By working with expert stonemasonry firm, Szerelmey and Wright & Wright architects, a carboniferous limestone, Swaledale fossil, was identified as the ideal replacement.

As the stone is not commonly used in Oxford, approval from Oxford City Planning Department and Historic England had to be sought, and after passing these approvals the stone was quarried and carefully worked to shape.

The historic columns are particularly important as Canterbury Quadrangle is one of the few remaining examples in the UK of the high baroque architectural style, dating back to the early 17th century.

A building of huge cultural and historical significance

Jonathan Brock project manager at St John’s, from Beard commented: “It is a massive honour to be entrusted to work on a building of such huge historical and cultural significance. As the columns are vital for the structure, it was crucial we found the perfect stone.

“By working with the expert team at Szerelmey and the team at the College, we’ve found the ideal replacement that will ensure the aesthetic of the College remains, while ensuring it is structurally sound.

“The building has to be temporarily propped while the columns are removed and despite all the planning we’ve done it is still a nerve-wracking experience to replace the columns.”

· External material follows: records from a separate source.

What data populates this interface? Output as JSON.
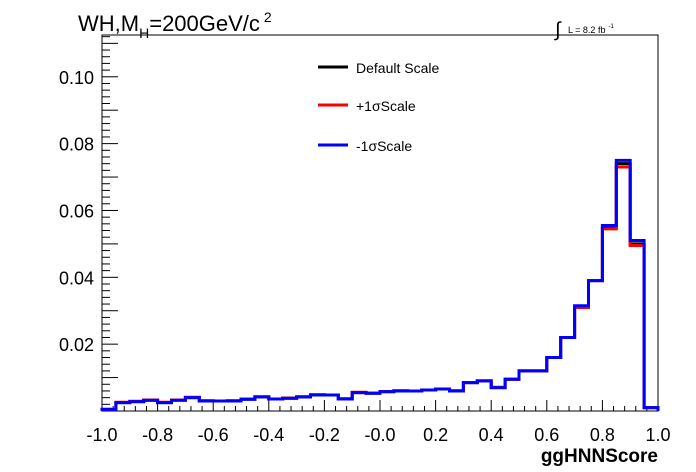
{
  "title": {
    "prefix": "WH,M",
    "subscript": "H",
    "suffix": "=200GeV/c",
    "superscript": "2"
  },
  "lumi": {
    "integral": "∫",
    "text": "L = 8.2 fb",
    "superscript": "-1"
  },
  "chart_data": {
    "type": "line",
    "style": "step histogram",
    "xlabel": "ggHNNScore",
    "ylabel": "",
    "xlim": [
      -1.0,
      1.0
    ],
    "ylim": [
      0.0,
      0.1125
    ],
    "xticks": [
      "-1.0",
      "-0.8",
      "-0.6",
      "-0.4",
      "-0.2",
      "-0.0",
      "0.2",
      "0.4",
      "0.6",
      "0.8",
      "1.0"
    ],
    "yticks": [
      "0.02",
      "0.04",
      "0.06",
      "0.08",
      "0.10"
    ],
    "grid": false,
    "legend_position": "top-center",
    "bin_edges": [
      -1.0,
      -0.95,
      -0.9,
      -0.85,
      -0.8,
      -0.75,
      -0.7,
      -0.65,
      -0.6,
      -0.55,
      -0.5,
      -0.45,
      -0.4,
      -0.35,
      -0.3,
      -0.25,
      -0.2,
      -0.15,
      -0.1,
      -0.05,
      0.0,
      0.05,
      0.1,
      0.15,
      0.2,
      0.25,
      0.3,
      0.35,
      0.4,
      0.45,
      0.5,
      0.55,
      0.6,
      0.65,
      0.7,
      0.75,
      0.8,
      0.85,
      0.9,
      0.95,
      1.0
    ],
    "series": [
      {
        "name": "Default Scale",
        "color": "#000000",
        "values": [
          0.0005,
          0.0025,
          0.0028,
          0.0032,
          0.0025,
          0.0032,
          0.004,
          0.003,
          0.003,
          0.003,
          0.0035,
          0.0042,
          0.0036,
          0.0038,
          0.0042,
          0.0048,
          0.0048,
          0.0036,
          0.0055,
          0.0053,
          0.0058,
          0.006,
          0.006,
          0.0063,
          0.0066,
          0.006,
          0.0085,
          0.009,
          0.007,
          0.0095,
          0.012,
          0.012,
          0.016,
          0.022,
          0.031,
          0.039,
          0.055,
          0.074,
          0.05,
          0.001
        ]
      },
      {
        "name": "+1σScale",
        "color": "#ff0000",
        "values": [
          0.0005,
          0.0026,
          0.0029,
          0.0033,
          0.0026,
          0.0033,
          0.0041,
          0.0031,
          0.003,
          0.0031,
          0.0036,
          0.0043,
          0.0036,
          0.0039,
          0.0043,
          0.0049,
          0.0048,
          0.0037,
          0.0056,
          0.0054,
          0.0058,
          0.0061,
          0.006,
          0.0063,
          0.0066,
          0.0061,
          0.0085,
          0.009,
          0.0071,
          0.0095,
          0.012,
          0.012,
          0.016,
          0.022,
          0.031,
          0.039,
          0.0545,
          0.073,
          0.0495,
          0.001
        ]
      },
      {
        "name": "-1σScale",
        "color": "#0000ff",
        "values": [
          0.0005,
          0.0025,
          0.0028,
          0.0032,
          0.0025,
          0.0032,
          0.004,
          0.003,
          0.003,
          0.003,
          0.0035,
          0.0042,
          0.0036,
          0.0038,
          0.0042,
          0.0048,
          0.0048,
          0.0036,
          0.0055,
          0.0053,
          0.0058,
          0.006,
          0.006,
          0.0063,
          0.0066,
          0.006,
          0.0085,
          0.009,
          0.007,
          0.0095,
          0.012,
          0.012,
          0.016,
          0.022,
          0.0315,
          0.039,
          0.0555,
          0.075,
          0.051,
          0.001
        ]
      }
    ]
  }
}
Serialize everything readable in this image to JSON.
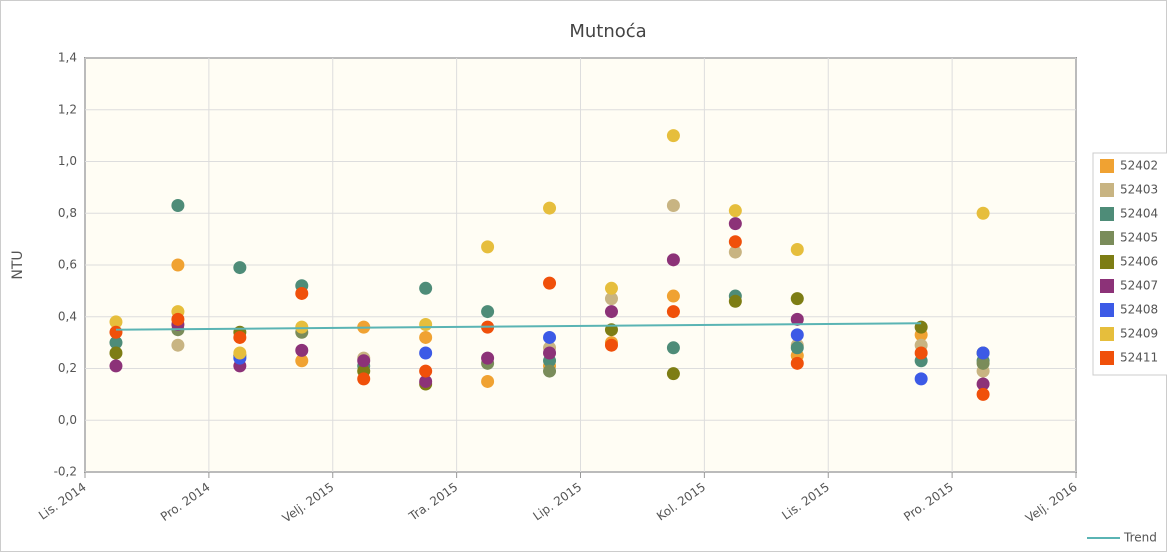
{
  "chart_data": {
    "type": "scatter",
    "title": "Mutnoća",
    "y_label": "NTU",
    "xlim": [
      "2014-10",
      "2016-02"
    ],
    "xticks": [
      {
        "value": "2014-10",
        "label": "Lis. 2014"
      },
      {
        "value": "2014-12",
        "label": "Pro. 2014"
      },
      {
        "value": "2015-02",
        "label": "Velj. 2015"
      },
      {
        "value": "2015-04",
        "label": "Tra. 2015"
      },
      {
        "value": "2015-06",
        "label": "Lip. 2015"
      },
      {
        "value": "2015-08",
        "label": "Kol. 2015"
      },
      {
        "value": "2015-10",
        "label": "Lis. 2015"
      },
      {
        "value": "2015-12",
        "label": "Pro. 2015"
      },
      {
        "value": "2016-02",
        "label": "Velj. 2016"
      }
    ],
    "ylim": [
      -0.2,
      1.4
    ],
    "yticks": [
      {
        "value": -0.2,
        "label": "-0,2"
      },
      {
        "value": 0,
        "label": "0,0"
      },
      {
        "value": 0.2,
        "label": "0,2"
      },
      {
        "value": 0.4,
        "label": "0,4"
      },
      {
        "value": 0.6,
        "label": "0,6"
      },
      {
        "value": 0.8,
        "label": "0,8"
      },
      {
        "value": 1.0,
        "label": "1,0"
      },
      {
        "value": 1.2,
        "label": "1,2"
      },
      {
        "value": 1.4,
        "label": "1,4"
      }
    ],
    "grid": true,
    "series": [
      {
        "name": "52402",
        "color": "#f0a232",
        "x": [
          "2014-11",
          "2015-01",
          "2015-02",
          "2015-03",
          "2015-04",
          "2015-05",
          "2015-06",
          "2015-07",
          "2015-09",
          "2015-11"
        ],
        "values": [
          0.6,
          0.23,
          0.36,
          0.32,
          0.15,
          0.21,
          0.3,
          0.48,
          0.25,
          0.33
        ]
      },
      {
        "name": "52403",
        "color": "#c8b482",
        "x": [
          "2014-11",
          "2014-12",
          "2015-02",
          "2015-05",
          "2015-06",
          "2015-07",
          "2015-08",
          "2015-09",
          "2015-11",
          "2015-12"
        ],
        "values": [
          0.29,
          0.25,
          0.24,
          0.28,
          0.47,
          0.83,
          0.65,
          0.29,
          0.29,
          0.19
        ]
      },
      {
        "name": "52404",
        "color": "#4e8c78",
        "x": [
          "2014-10",
          "2014-11",
          "2014-12",
          "2015-01",
          "2015-02",
          "2015-03",
          "2015-04",
          "2015-05",
          "2015-07",
          "2015-08",
          "2015-09",
          "2015-11",
          "2015-12"
        ],
        "values": [
          0.3,
          0.83,
          0.59,
          0.52,
          0.21,
          0.51,
          0.42,
          0.23,
          0.28,
          0.48,
          0.28,
          0.23,
          0.23
        ]
      },
      {
        "name": "52405",
        "color": "#7a8c5a",
        "x": [
          "2014-11",
          "2014-12",
          "2015-01",
          "2015-04",
          "2015-05",
          "2015-12"
        ],
        "values": [
          0.35,
          0.25,
          0.34,
          0.22,
          0.19,
          0.22
        ]
      },
      {
        "name": "52406",
        "color": "#7d7d14",
        "x": [
          "2014-10",
          "2014-12",
          "2015-02",
          "2015-03",
          "2015-06",
          "2015-07",
          "2015-08",
          "2015-09",
          "2015-11",
          "2015-12"
        ],
        "values": [
          0.26,
          0.34,
          0.19,
          0.14,
          0.35,
          0.18,
          0.46,
          0.47,
          0.36,
          0.26
        ]
      },
      {
        "name": "52407",
        "color": "#8c3278",
        "x": [
          "2014-10",
          "2014-11",
          "2014-12",
          "2015-01",
          "2015-02",
          "2015-03",
          "2015-04",
          "2015-05",
          "2015-06",
          "2015-07",
          "2015-08",
          "2015-09",
          "2015-12"
        ],
        "values": [
          0.21,
          0.37,
          0.21,
          0.27,
          0.23,
          0.15,
          0.24,
          0.26,
          0.42,
          0.62,
          0.76,
          0.39,
          0.14
        ]
      },
      {
        "name": "52408",
        "color": "#3c5ae6",
        "x": [
          "2014-12",
          "2015-03",
          "2015-05",
          "2015-09",
          "2015-11",
          "2015-12"
        ],
        "values": [
          0.24,
          0.26,
          0.32,
          0.33,
          0.16,
          0.26
        ]
      },
      {
        "name": "52409",
        "color": "#e6be3c",
        "x": [
          "2014-10",
          "2014-11",
          "2014-12",
          "2015-01",
          "2015-03",
          "2015-04",
          "2015-05",
          "2015-06",
          "2015-07",
          "2015-08",
          "2015-09",
          "2015-12"
        ],
        "values": [
          0.38,
          0.42,
          0.26,
          0.36,
          0.37,
          0.67,
          0.82,
          0.51,
          1.1,
          0.81,
          0.66,
          0.8
        ]
      },
      {
        "name": "52411",
        "color": "#f0500a",
        "x": [
          "2014-10",
          "2014-11",
          "2014-12",
          "2015-01",
          "2015-02",
          "2015-03",
          "2015-04",
          "2015-05",
          "2015-06",
          "2015-07",
          "2015-08",
          "2015-09",
          "2015-11",
          "2015-12"
        ],
        "values": [
          0.34,
          0.39,
          0.32,
          0.49,
          0.16,
          0.19,
          0.36,
          0.53,
          0.29,
          0.42,
          0.69,
          0.22,
          0.26,
          0.1
        ]
      }
    ],
    "trend": {
      "name": "Trend",
      "color": "#5ab4b4",
      "x": [
        "2014-10",
        "2015-11"
      ],
      "values": [
        0.35,
        0.375
      ]
    }
  }
}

‘A significant step in the refurbishment of this exceptionally historic building’

Zoe Hancock, principal bursar of St John’s College, said: “A site of such national importance requires a high calibre of expertise and quality of work which Beard and the team have delivered.

“The replacement of the columns is a significant step in the refurbishment of this exceptionally historic building and to ensure it remains safe and sound for future generations.”

The final phase of the Grade I listed library refurbishment is expected to be finished by early 2023.